Il me semble que tout ceci aura un impact très fort sur la manière dont le livre numérique pourra – ou pas – éviter les écueils dans lesquels se sont fourvoyés la musique et la vidéo. Car à mesure que le livre numérique entrera dans nos quotidiens, on peut penser que les réutilisations créatrices des textes gagneront du terrain. Et si les éditeurs ne font pas preuve de plus d’audace en proposant des livres numériques enrichis, augmentés, prolongés par de la vidéo, de la musique, des univers de liens, des formes de “bonus”, nul doute que les utilisateurs eux-mêmes ne manqueront pas de le faire. J’irais même plus loin : tant que le public ne manifestera pas de telles envies de réappropriation créative des textes, on pourra en déduire que le livre numérique n’aura pas atteint sa pleine maturité technologique et ne constituera pas un véritable objet culturel, comme le sont devenus la musique et la vidéo numériques.
Nous arrivons à un stade où la réutilisation, la transformation, le remix sont devenus des formes à part entière de contemplation des oeuvres. L’exercice du goût à l’ère numérique prend une forme agissante. Le cadre légal interprète ces pratiques comme des actes de piratage, mais n’est-ce pas vouer à l’enfer tout un pan de l’esthétique contemporaine ? ( à ce sujet, voir cet article Remix Culture et Droit d’auteur publié par Sophie Boudet-Dalbin sur ReadWriteWeb France).
Peut-être Enro arrivera-t-il à entrer en rapport avec l’éditeur et son projet pourra-t-il voir le jour sous une forme éditoriale classique ? On ne peut que lui souhaiter un tel épilogue.
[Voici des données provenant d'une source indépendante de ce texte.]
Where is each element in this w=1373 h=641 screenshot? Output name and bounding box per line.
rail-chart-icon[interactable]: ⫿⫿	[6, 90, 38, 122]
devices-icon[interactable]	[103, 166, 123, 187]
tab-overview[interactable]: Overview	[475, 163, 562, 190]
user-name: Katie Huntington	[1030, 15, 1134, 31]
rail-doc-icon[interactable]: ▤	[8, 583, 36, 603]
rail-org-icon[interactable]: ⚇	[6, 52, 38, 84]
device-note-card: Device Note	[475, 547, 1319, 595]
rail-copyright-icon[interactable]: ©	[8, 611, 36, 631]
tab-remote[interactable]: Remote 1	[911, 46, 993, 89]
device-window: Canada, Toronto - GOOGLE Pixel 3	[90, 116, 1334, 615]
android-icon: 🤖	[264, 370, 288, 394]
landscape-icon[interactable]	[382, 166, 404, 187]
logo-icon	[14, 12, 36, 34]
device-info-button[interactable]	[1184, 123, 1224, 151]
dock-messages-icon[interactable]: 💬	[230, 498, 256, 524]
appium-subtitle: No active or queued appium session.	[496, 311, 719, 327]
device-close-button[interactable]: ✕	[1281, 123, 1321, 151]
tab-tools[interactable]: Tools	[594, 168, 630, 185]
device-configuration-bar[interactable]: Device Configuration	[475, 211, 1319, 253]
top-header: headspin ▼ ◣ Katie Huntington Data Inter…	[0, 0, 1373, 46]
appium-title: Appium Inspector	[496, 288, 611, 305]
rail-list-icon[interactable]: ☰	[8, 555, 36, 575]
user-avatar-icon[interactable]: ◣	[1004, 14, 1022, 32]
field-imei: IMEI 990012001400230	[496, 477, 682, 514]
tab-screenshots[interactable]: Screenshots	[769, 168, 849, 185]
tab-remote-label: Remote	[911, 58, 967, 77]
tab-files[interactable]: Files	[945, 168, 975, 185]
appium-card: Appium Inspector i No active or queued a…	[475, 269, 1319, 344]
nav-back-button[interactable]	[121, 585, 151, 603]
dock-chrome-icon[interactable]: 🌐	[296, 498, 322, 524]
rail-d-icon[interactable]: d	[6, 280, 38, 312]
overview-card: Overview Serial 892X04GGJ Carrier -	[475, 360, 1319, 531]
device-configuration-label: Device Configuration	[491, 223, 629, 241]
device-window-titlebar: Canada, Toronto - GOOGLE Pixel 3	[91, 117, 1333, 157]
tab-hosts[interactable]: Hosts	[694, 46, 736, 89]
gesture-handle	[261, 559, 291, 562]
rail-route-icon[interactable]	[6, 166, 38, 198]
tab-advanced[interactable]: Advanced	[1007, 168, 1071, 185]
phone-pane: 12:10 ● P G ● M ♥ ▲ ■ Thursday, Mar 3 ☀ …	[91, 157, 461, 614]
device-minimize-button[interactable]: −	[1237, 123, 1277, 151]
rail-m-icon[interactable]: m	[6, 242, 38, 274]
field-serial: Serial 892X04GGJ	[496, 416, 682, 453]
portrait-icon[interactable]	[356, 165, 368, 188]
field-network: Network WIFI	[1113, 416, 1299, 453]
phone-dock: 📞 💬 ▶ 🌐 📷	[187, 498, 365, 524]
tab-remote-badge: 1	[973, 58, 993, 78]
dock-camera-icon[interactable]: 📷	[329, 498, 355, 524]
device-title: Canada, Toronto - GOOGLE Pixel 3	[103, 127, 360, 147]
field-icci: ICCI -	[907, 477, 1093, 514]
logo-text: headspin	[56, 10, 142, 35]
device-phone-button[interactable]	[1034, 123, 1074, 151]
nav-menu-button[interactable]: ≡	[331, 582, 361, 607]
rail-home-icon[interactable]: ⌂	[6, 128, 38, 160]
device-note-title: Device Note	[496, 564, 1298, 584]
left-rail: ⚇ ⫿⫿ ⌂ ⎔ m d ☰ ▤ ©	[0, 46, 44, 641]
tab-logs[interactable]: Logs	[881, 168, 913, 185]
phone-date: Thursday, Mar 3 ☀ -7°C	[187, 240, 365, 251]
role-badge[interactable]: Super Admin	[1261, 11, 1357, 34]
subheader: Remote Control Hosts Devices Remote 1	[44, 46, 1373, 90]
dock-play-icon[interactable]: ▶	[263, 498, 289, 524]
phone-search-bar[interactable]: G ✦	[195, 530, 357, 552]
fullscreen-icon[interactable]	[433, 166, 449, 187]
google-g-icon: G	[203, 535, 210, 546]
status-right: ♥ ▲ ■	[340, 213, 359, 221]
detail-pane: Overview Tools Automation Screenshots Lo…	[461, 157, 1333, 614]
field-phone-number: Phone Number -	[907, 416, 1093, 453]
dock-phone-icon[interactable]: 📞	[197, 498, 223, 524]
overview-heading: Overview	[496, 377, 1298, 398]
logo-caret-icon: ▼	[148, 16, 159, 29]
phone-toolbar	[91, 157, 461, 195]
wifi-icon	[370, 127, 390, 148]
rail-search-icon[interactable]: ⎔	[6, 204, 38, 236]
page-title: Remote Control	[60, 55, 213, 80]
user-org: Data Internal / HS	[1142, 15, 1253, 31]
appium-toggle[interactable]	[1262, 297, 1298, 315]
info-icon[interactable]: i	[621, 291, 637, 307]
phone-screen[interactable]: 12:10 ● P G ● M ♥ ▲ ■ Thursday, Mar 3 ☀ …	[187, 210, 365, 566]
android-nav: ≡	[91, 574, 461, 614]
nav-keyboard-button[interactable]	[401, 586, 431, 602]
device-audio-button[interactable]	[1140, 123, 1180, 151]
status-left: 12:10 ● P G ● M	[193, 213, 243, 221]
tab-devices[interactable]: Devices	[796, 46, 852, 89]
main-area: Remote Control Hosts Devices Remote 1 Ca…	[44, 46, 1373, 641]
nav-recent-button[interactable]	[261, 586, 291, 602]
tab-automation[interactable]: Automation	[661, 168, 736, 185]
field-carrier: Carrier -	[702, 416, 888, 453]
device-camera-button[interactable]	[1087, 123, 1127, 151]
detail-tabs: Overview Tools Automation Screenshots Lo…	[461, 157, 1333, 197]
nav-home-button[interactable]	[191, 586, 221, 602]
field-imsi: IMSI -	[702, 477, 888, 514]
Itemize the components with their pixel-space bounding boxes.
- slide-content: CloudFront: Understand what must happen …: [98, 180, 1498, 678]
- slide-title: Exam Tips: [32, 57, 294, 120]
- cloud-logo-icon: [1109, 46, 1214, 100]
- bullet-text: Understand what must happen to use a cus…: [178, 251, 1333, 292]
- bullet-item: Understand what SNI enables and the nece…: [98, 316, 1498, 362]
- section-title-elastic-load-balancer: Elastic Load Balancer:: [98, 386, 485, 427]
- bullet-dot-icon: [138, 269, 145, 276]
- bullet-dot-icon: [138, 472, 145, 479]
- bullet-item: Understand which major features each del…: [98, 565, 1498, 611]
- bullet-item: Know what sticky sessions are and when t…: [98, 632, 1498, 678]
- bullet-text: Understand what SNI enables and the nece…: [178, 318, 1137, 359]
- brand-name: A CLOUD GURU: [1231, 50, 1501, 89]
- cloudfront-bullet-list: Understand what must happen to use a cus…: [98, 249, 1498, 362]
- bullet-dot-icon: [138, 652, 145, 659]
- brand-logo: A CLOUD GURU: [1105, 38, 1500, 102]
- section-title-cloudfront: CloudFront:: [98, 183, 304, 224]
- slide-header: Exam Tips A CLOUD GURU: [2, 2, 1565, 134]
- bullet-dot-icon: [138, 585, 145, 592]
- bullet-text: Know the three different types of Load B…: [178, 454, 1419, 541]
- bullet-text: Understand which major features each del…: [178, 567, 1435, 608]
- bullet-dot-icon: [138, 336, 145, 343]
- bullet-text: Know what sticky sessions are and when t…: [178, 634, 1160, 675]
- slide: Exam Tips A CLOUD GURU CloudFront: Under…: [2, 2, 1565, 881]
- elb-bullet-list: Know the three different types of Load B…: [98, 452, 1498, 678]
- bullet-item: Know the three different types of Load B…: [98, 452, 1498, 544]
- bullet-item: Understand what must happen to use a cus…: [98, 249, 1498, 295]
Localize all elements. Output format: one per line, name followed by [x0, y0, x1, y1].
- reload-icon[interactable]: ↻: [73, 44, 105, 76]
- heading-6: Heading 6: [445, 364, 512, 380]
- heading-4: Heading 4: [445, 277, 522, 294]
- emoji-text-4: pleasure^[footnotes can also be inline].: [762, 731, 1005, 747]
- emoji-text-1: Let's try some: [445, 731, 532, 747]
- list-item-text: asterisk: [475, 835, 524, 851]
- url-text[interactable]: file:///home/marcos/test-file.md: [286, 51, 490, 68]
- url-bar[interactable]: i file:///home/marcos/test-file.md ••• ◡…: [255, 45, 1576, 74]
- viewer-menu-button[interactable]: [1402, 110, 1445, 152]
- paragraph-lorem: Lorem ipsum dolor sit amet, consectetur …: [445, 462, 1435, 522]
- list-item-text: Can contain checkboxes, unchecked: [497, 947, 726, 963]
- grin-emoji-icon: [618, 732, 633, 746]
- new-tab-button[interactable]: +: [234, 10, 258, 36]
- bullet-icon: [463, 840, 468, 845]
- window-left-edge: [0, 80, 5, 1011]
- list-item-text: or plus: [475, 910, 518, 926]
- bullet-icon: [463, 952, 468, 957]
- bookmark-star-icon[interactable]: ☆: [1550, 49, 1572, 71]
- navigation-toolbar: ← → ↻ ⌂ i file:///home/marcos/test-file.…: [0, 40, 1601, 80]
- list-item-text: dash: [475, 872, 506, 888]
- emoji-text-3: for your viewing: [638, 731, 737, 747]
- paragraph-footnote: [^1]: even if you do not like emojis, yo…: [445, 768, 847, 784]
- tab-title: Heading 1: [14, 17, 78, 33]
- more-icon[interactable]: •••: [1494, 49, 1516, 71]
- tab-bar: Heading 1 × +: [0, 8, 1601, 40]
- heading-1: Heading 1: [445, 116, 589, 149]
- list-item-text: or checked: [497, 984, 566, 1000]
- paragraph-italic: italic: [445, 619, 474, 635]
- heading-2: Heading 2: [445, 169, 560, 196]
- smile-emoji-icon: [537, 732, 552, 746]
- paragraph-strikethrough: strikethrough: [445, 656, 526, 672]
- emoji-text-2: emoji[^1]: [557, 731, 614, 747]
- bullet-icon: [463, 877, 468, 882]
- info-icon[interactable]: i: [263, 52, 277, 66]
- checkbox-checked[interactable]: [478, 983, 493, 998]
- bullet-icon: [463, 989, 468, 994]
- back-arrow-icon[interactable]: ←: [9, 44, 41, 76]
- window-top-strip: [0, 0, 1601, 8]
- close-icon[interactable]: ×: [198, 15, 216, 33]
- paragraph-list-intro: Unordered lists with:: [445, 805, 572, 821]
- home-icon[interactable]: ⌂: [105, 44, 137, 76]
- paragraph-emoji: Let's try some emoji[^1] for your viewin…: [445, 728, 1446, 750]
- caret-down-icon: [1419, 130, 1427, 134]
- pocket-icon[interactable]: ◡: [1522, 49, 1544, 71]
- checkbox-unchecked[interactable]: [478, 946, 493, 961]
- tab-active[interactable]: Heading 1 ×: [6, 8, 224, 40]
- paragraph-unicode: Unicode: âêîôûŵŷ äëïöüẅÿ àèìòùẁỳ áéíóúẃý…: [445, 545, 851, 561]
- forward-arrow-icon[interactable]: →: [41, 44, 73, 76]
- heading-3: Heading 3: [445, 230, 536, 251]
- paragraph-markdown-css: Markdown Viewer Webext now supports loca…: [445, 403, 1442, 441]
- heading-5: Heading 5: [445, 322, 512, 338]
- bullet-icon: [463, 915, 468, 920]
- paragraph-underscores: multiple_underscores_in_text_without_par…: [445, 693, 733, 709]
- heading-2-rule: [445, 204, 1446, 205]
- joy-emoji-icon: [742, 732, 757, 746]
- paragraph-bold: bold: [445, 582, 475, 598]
Peut-être son impulsion sera-t-elle trop forte pour se couler dans ce moule et il choisira de devenir un pirate du livre ? Demain sûrement, les Enro seront des centaines, des milliers, des millions à vouloir recréer les livres qu’ils aiment et je doute qu’ils agissent de manière aussi policée que lui …
On dira d’eux qu’ils sont des pirates et qu’ils constituent une menace intolérable pour l’édition. Leurs créations circuleront pourtant sous le manteau, dans l’obscurité des réseaux de partage et peut-être un jour une sorte de “Youtube du livre” leur donnera un espace pour exister à la lisière de la légalité ?
Certains de ces pirates du livre se feront aussi sûrement prendre dans les mailles du filet répressif et on leur coupera leur accès Internet … on traquera et on détruira leurs créations assimilées à des contrefaçons … on en traînera certains devant les tribunaux pour l’exemple … on multipliera les couches de DRM pour cadenasser les contenus dans les e-books …
Mais je doute que tout cela empêche le public d’avoir envie de refaire les livres à sa façon … parce que le désir créatif sera trop fort … c’est fou comme on peut avoir du mal à rester raisonnable quand on aime un livre !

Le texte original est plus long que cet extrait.